Naïve narration detection produces false positives in multi-turn tool-use flows. Checking only “did the last assistant message contain a tool call?” flags valid runs where earlier turns called tools and the final turn was a clean text summary. Fix: track tool calls per run id across the whole turn (in after_tool_call), then evaluate at llm_output time against the run-level set. Only flag a violation when action-promise keywords appear AND zero tools were called in the entire run.

Pre-push hooks live in .git/hooks/ by default and are not tracked. A hook dropped in the default location is invisible to anyone cloning the repo.

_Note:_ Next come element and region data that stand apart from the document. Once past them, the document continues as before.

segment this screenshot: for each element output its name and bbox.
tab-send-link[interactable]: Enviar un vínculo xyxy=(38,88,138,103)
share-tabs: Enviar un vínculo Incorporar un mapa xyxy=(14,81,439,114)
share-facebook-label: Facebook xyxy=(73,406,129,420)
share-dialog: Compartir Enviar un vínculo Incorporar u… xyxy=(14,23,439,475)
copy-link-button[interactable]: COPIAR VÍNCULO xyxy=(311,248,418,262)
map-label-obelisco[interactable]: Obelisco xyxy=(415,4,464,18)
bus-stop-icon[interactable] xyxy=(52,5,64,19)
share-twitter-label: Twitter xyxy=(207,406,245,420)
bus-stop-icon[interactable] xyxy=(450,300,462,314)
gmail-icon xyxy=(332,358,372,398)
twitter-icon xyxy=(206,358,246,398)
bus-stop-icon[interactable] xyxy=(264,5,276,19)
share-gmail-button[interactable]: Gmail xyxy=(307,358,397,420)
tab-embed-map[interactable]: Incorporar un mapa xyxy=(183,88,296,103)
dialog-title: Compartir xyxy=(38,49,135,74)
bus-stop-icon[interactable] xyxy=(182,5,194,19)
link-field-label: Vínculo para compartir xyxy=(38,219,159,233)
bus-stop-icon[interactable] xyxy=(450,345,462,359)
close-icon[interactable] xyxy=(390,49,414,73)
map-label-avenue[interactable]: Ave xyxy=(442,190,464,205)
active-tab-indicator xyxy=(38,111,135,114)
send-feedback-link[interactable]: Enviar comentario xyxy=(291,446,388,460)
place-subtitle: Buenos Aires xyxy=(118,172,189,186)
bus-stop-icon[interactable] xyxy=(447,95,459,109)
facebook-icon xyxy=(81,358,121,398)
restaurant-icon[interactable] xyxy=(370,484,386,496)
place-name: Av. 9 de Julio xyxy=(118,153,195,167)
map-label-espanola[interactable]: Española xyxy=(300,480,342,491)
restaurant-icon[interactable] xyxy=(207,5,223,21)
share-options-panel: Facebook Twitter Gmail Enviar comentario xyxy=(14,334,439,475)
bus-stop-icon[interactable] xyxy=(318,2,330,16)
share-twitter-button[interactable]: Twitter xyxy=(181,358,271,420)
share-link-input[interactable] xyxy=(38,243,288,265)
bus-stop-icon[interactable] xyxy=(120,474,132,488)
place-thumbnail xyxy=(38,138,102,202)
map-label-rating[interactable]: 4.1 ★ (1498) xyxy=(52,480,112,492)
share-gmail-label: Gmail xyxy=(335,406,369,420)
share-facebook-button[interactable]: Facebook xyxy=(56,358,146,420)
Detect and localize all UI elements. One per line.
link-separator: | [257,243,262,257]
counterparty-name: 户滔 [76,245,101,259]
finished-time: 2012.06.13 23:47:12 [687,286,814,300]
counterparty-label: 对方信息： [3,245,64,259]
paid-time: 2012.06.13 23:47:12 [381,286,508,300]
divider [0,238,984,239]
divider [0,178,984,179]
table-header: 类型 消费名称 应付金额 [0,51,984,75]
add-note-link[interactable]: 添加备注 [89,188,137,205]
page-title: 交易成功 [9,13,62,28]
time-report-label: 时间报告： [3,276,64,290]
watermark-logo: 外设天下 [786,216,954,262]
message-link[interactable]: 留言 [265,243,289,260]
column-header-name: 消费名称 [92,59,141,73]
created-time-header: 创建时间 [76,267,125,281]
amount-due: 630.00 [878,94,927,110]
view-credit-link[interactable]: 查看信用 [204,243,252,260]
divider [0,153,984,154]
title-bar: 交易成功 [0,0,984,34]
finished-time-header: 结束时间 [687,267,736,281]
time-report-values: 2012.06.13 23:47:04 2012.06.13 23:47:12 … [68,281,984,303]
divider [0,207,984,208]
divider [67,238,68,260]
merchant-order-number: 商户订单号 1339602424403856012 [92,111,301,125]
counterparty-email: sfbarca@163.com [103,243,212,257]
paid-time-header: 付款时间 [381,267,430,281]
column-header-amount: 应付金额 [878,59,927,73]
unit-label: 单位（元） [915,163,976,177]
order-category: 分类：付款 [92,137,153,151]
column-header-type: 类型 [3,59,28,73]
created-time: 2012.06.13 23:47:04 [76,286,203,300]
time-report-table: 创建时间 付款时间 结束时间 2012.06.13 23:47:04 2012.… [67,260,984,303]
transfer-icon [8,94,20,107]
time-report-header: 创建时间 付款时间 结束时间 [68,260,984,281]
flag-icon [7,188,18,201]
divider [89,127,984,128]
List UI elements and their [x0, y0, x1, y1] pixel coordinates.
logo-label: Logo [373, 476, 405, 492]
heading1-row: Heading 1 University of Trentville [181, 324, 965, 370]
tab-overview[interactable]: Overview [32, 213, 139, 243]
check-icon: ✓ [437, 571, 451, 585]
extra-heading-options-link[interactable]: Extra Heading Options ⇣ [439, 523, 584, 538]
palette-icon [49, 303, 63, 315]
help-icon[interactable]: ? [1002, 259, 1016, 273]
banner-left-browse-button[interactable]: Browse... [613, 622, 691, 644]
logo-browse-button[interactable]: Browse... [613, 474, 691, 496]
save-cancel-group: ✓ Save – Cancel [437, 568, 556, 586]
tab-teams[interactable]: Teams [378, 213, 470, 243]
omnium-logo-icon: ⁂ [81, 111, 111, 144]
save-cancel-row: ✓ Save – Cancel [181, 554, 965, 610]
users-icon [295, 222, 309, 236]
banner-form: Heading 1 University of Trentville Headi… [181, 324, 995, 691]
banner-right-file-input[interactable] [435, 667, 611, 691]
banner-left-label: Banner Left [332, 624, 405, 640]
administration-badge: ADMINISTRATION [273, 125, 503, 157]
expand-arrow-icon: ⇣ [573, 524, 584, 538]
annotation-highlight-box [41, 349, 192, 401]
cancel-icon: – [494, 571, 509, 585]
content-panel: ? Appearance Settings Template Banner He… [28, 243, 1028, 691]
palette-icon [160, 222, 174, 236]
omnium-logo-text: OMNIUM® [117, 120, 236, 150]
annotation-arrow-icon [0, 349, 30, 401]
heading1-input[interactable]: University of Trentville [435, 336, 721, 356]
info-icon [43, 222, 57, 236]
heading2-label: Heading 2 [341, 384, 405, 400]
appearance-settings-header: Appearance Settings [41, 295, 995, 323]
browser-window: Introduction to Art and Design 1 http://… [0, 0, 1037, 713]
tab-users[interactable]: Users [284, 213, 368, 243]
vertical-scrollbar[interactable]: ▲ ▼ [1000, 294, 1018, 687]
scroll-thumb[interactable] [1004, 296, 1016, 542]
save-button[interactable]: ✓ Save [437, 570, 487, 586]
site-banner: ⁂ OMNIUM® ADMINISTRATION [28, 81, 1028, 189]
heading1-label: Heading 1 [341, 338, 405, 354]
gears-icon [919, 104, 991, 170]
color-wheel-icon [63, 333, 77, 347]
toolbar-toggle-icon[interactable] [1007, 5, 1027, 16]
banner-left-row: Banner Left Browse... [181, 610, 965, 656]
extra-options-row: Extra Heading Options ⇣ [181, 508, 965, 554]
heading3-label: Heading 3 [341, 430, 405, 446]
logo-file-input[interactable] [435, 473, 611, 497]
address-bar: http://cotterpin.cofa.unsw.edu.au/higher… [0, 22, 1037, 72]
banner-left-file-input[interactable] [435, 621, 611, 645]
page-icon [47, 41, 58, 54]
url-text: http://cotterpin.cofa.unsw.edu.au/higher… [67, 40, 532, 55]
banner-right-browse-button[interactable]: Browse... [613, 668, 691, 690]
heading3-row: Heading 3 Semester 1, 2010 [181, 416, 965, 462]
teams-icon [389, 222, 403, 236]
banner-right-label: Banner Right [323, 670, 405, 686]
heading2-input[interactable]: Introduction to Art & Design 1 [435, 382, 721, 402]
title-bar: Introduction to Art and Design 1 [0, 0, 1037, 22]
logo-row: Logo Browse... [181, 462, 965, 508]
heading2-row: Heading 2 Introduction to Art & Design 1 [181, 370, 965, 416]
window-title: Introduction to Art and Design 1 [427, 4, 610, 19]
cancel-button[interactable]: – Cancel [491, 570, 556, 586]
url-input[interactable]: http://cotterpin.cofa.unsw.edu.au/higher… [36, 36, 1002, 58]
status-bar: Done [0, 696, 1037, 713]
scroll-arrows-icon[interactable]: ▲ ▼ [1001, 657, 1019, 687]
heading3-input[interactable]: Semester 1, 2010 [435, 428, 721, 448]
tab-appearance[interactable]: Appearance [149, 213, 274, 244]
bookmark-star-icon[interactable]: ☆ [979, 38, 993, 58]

Fix: ship the hook in a tracked directory (this repo uses hooks/), and instruct contributors to run git config core.hooksPath hooks once after cloning. The pre-push file in this repo also fails fast with a clear message if its scanner dependency isn’t installed.

Bootstrap files require an exact shape or the agent crashes with no useful error. OpenClaw WorkspaceBootstrapFile entries must include { name, path, content, missing }. Using nearby property names (e.g., basename) produces an undefined.replace() crash deep in plugin init with no stack pointing at the offending file. Fix: validate against the SDK type before shipping a bootstrap-injecting hook. The relevant type lives in dist/plugin-sdk/agents/workspace.d.ts of the OpenClaw install.